Ao fazer um balanço dos resultados recentes da política externa, o presidente destacou números do comércio exterior e avaliou que o Brasil vive um momento favorável nas relações econômicas com outros países. Lula reafirmou, então, um tom otimista ao comentar o desempenho comercial do país.
Em apenas três anos e dois meses, nós fizemos mais de 520 novos mercados de produtos brasileiros. É mais do que tudo que a gente já tinha alcançado em muito tempo.
Segundo o presidente, o fluxo de comércio exterior brasileiro foi ampliado nos últimos anos e, na avaliação dele, as relações com a Índia ainda têm espaço para avançar. Lula recordou que, quando esteve em Nova Délhi há 21 anos, retornou ao Brasil celebrando a marca de US$ 100 bilhões em comércio exterior. Atualmente, de acordo com seus cálculos, esse volume teria sido multiplicado por mais de seis, alcançando cerca de US$ 649 bilhões. Ele afirmou ainda que espera que, em algum momento, o país atinja a marca de US$ 1 trilhão em comércio exterior.

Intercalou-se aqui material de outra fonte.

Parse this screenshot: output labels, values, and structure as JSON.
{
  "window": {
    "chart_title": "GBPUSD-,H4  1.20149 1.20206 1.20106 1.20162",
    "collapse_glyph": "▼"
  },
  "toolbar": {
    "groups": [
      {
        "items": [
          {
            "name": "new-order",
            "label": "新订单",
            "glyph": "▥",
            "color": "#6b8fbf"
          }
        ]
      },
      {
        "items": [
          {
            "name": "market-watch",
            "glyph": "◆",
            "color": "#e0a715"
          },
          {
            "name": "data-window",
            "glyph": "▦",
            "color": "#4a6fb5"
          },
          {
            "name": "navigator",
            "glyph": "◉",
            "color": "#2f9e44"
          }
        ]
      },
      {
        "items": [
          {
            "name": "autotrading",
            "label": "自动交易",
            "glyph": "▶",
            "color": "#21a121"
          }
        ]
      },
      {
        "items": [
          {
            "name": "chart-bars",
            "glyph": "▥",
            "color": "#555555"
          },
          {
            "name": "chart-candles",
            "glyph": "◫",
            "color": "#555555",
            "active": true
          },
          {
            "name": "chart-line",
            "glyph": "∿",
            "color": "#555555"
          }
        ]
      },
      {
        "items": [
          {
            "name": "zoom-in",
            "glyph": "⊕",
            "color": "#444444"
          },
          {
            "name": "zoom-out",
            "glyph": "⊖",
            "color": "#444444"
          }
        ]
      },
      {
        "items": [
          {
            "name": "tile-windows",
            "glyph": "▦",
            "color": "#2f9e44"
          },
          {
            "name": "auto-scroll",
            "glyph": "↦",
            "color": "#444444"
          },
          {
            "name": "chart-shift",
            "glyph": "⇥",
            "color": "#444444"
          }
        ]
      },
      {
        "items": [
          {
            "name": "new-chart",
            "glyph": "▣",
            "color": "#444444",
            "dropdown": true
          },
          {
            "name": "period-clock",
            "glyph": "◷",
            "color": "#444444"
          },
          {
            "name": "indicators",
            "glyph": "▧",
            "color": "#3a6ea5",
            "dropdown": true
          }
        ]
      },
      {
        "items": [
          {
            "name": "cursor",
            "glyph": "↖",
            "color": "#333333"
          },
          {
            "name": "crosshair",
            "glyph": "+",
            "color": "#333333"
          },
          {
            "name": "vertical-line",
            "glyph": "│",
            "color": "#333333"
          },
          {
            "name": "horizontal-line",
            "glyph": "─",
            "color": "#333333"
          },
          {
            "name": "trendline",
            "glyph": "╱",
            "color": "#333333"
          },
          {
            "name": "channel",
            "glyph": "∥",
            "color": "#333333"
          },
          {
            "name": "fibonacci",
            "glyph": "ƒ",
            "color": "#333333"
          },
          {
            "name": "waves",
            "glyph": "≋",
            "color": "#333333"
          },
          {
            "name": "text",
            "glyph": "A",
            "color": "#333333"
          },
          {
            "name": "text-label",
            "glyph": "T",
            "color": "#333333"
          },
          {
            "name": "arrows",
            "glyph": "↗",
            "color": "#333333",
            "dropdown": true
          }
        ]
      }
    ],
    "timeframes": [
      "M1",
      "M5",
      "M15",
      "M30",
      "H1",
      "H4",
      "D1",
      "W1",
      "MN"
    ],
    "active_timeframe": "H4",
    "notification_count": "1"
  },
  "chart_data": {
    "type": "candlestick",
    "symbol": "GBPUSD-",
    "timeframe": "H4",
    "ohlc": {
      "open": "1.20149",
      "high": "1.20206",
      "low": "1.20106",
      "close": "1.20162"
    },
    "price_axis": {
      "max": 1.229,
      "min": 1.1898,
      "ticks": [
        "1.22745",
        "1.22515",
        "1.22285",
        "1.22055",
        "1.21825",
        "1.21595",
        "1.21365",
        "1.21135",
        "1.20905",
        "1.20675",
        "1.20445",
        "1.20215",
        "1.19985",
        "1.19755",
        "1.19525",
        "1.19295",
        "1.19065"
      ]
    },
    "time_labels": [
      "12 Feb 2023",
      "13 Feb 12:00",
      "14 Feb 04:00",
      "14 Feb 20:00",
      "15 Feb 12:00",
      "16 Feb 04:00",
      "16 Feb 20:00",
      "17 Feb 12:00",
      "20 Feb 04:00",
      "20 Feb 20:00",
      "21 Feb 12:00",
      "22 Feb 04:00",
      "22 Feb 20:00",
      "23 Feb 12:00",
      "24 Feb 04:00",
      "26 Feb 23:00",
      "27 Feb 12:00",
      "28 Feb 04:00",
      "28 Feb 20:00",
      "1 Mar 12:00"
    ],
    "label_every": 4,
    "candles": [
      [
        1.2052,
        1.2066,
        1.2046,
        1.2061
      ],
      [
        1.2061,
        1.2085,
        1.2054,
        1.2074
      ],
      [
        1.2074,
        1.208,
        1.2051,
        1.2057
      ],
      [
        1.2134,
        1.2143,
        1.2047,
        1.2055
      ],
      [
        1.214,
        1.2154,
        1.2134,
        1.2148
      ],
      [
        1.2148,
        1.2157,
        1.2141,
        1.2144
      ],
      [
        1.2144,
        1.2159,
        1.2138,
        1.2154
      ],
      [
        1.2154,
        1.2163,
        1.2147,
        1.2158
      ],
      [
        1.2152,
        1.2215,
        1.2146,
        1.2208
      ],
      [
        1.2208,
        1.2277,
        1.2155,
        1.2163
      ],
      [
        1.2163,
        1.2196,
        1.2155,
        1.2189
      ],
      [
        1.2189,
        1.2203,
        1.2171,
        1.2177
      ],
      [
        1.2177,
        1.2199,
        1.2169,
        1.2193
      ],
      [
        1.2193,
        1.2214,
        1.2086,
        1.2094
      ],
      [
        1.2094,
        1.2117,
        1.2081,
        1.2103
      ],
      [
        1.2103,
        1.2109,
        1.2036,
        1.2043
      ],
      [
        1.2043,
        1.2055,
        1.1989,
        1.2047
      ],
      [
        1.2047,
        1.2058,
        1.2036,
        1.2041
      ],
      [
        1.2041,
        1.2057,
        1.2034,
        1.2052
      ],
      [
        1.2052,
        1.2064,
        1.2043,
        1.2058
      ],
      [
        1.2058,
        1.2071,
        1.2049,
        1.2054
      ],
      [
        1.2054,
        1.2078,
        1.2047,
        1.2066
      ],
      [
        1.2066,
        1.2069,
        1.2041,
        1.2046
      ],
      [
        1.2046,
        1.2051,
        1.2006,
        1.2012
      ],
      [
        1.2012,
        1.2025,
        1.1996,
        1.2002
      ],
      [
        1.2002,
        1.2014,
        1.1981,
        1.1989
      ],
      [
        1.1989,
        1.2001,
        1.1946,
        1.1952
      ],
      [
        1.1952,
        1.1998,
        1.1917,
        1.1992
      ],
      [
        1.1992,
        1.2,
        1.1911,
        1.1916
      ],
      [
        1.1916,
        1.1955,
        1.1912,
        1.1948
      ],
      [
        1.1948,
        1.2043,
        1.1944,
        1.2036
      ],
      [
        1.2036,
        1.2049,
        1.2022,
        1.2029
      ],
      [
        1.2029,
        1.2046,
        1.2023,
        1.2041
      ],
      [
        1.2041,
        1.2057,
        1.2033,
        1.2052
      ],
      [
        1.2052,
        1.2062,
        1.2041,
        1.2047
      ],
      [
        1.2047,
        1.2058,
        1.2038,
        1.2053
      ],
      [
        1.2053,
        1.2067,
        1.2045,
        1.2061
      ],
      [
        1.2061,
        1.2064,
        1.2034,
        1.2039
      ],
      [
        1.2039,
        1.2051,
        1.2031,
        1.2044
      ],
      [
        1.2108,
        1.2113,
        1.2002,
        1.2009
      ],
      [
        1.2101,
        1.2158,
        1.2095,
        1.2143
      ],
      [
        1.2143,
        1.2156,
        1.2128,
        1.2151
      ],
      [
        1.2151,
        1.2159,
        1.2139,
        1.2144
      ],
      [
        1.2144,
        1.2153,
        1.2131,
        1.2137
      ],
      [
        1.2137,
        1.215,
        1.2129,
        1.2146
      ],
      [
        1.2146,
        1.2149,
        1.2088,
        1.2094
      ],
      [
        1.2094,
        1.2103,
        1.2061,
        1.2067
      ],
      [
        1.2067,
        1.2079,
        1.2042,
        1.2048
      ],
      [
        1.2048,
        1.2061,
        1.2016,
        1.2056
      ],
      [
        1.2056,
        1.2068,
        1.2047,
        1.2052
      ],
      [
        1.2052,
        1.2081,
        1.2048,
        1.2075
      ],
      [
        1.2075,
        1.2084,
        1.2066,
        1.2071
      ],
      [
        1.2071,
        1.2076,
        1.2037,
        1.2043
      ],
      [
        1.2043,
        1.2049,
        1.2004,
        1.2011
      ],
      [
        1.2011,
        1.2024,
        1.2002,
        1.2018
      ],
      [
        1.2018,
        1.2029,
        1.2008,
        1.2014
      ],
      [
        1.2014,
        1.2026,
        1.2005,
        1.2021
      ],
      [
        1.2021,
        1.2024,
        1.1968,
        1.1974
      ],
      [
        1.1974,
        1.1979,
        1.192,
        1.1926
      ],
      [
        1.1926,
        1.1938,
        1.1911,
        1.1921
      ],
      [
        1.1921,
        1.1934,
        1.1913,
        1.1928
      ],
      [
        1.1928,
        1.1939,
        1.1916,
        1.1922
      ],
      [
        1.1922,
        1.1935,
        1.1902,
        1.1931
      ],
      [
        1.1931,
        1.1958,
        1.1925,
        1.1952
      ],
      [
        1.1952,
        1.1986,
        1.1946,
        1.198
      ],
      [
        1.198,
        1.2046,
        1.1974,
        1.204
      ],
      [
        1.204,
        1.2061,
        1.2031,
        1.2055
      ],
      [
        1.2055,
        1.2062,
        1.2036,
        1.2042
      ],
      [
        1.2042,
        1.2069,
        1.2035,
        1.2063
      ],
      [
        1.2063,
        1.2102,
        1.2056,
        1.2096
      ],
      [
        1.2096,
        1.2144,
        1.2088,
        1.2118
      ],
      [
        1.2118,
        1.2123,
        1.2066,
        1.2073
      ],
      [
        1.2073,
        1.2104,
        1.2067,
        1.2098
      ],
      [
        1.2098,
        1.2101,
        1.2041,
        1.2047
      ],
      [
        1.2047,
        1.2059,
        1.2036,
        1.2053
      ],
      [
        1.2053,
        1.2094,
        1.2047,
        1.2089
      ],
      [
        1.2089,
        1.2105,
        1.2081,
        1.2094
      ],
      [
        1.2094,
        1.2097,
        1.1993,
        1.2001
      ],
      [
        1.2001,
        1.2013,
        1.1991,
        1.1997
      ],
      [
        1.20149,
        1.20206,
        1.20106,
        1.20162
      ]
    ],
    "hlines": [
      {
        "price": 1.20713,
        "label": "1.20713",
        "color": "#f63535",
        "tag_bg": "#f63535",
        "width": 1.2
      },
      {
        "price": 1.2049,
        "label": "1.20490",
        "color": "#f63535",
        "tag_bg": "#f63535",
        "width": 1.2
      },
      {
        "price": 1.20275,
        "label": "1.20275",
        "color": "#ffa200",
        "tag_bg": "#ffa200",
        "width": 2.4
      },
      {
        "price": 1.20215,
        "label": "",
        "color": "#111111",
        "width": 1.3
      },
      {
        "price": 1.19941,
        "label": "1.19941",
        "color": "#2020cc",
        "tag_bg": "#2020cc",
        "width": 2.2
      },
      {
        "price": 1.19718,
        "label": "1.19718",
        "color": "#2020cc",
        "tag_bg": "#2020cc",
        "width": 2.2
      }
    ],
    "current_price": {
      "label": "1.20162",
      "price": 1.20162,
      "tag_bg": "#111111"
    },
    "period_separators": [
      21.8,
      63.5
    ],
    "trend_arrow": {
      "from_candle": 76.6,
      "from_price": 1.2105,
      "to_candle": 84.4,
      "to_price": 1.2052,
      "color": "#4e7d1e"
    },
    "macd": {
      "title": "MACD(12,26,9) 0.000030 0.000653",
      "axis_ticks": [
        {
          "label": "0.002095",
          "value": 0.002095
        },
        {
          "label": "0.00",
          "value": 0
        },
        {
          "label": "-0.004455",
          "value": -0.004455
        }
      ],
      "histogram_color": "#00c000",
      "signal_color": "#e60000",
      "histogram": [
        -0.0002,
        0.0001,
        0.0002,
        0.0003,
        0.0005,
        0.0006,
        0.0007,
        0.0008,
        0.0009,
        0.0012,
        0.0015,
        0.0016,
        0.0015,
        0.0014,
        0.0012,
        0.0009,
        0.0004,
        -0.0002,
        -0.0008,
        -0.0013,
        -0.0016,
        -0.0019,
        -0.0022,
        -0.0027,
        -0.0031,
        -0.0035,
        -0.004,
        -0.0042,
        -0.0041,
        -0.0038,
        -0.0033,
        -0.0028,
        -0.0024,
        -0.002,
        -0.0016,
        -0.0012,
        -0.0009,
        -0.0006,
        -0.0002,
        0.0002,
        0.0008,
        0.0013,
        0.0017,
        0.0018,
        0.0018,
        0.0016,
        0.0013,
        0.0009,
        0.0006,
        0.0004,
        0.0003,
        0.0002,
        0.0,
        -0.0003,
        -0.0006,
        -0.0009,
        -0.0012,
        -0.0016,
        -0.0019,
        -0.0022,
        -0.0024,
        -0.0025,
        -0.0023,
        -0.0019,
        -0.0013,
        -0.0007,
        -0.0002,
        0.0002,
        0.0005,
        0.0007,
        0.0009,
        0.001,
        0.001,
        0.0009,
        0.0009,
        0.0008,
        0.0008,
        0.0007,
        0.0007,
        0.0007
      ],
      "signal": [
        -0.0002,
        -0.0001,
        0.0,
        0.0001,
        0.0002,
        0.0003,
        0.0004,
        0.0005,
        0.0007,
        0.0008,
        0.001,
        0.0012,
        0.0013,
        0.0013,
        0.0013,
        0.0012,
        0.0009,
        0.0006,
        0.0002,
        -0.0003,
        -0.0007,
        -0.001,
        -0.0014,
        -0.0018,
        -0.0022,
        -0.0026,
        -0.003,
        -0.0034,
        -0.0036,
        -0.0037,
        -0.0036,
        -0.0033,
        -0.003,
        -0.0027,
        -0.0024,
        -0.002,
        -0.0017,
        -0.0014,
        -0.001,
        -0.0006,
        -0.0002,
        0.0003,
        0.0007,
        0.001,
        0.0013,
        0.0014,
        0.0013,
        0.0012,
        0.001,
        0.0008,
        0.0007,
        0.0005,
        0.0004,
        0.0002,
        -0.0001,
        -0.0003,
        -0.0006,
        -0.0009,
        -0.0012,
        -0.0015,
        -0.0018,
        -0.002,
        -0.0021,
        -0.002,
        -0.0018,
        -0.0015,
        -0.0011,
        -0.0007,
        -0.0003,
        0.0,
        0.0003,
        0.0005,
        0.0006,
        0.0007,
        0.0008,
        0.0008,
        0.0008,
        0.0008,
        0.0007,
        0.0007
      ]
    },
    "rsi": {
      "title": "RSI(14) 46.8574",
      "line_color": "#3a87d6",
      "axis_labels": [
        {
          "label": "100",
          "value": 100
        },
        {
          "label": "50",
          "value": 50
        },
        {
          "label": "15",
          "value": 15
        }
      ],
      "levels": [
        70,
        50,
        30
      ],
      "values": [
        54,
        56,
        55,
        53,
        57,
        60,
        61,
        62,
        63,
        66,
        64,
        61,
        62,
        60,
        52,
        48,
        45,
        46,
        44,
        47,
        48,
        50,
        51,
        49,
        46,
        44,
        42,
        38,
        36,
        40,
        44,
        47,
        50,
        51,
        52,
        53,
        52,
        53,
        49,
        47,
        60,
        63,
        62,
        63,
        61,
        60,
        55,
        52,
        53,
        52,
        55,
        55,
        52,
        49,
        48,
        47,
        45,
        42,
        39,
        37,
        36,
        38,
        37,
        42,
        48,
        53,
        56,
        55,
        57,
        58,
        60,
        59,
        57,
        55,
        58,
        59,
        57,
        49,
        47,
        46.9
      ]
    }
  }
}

Em relação às trocas com a Índia, Lula relatou que o primeiro-ministro indiano, Narendra Modi, sugeriu a meta de US$ 20 bilhões em comércio bilateral até 2030. O presidente brasileiro, no entanto, avaliou que o objetivo pode ser mais ambicioso e defendeu a possibilidade de chegar a US$ 30 bilhões no mesmo período, citando o potencial econômico das duas nações. Em 2025, o intercâmbio comercial entre Brasil e Índia superou, pela primeira vez, a marca de US$ 15 bilhões.
O presidente Lula afirmou ter certeza que o Brasil é um dos países de maior credibilidade em nível internacional: "Isso só é possível com muito trabalho e com muita seriedade" - Foto: Ricardo Stuckert / PR
Agenda diplomática e parcerias
A visita de Estado ocorreu no contexto de uma missão ampla — com presença de ministros, representantes empresariais e participação em cúpulas sobre tecnologia, comércio e inovação — e incluiu a assinatura de diversos acordos de cooperação em áreas como defesa, tecnologia digital, energia, saúde e mineração. O ministro das Relações Exteriores, Mauro Vieira, destacou que foram firmados 11 instrumentos governamentais, incluindo parcerias em minerais críticos e propriedade intelectual.
Representantes da agência de promoção comercial brasileira também ressaltaram avanços práticos, como a inauguração de um escritório da ApexBrasil em Nova Délhi e a introdução de produtos brasileiros em grandes redes de supermercados indianas.
Política externa e visão global
Durante a coletiva, Lula também esboçou sua visão mais ampla de política externa. Ele destacou que o reposicionamento do Brasil no cenário internacional decorre de um esforço contínuo — e, segundo ele, bem-sucedido — em garantir previsibilidade econômica e estabilidade jurídica para investidores.
O presidente não deixou de abordar temas sensíveis, como a necessidade de uma reforma no Conselho de Segurança da ONU para ampliar a representatividade de países em desenvolvimento, especialmente o Brasil e a Índia, que hoje não ocupam assentos permanentes no órgão.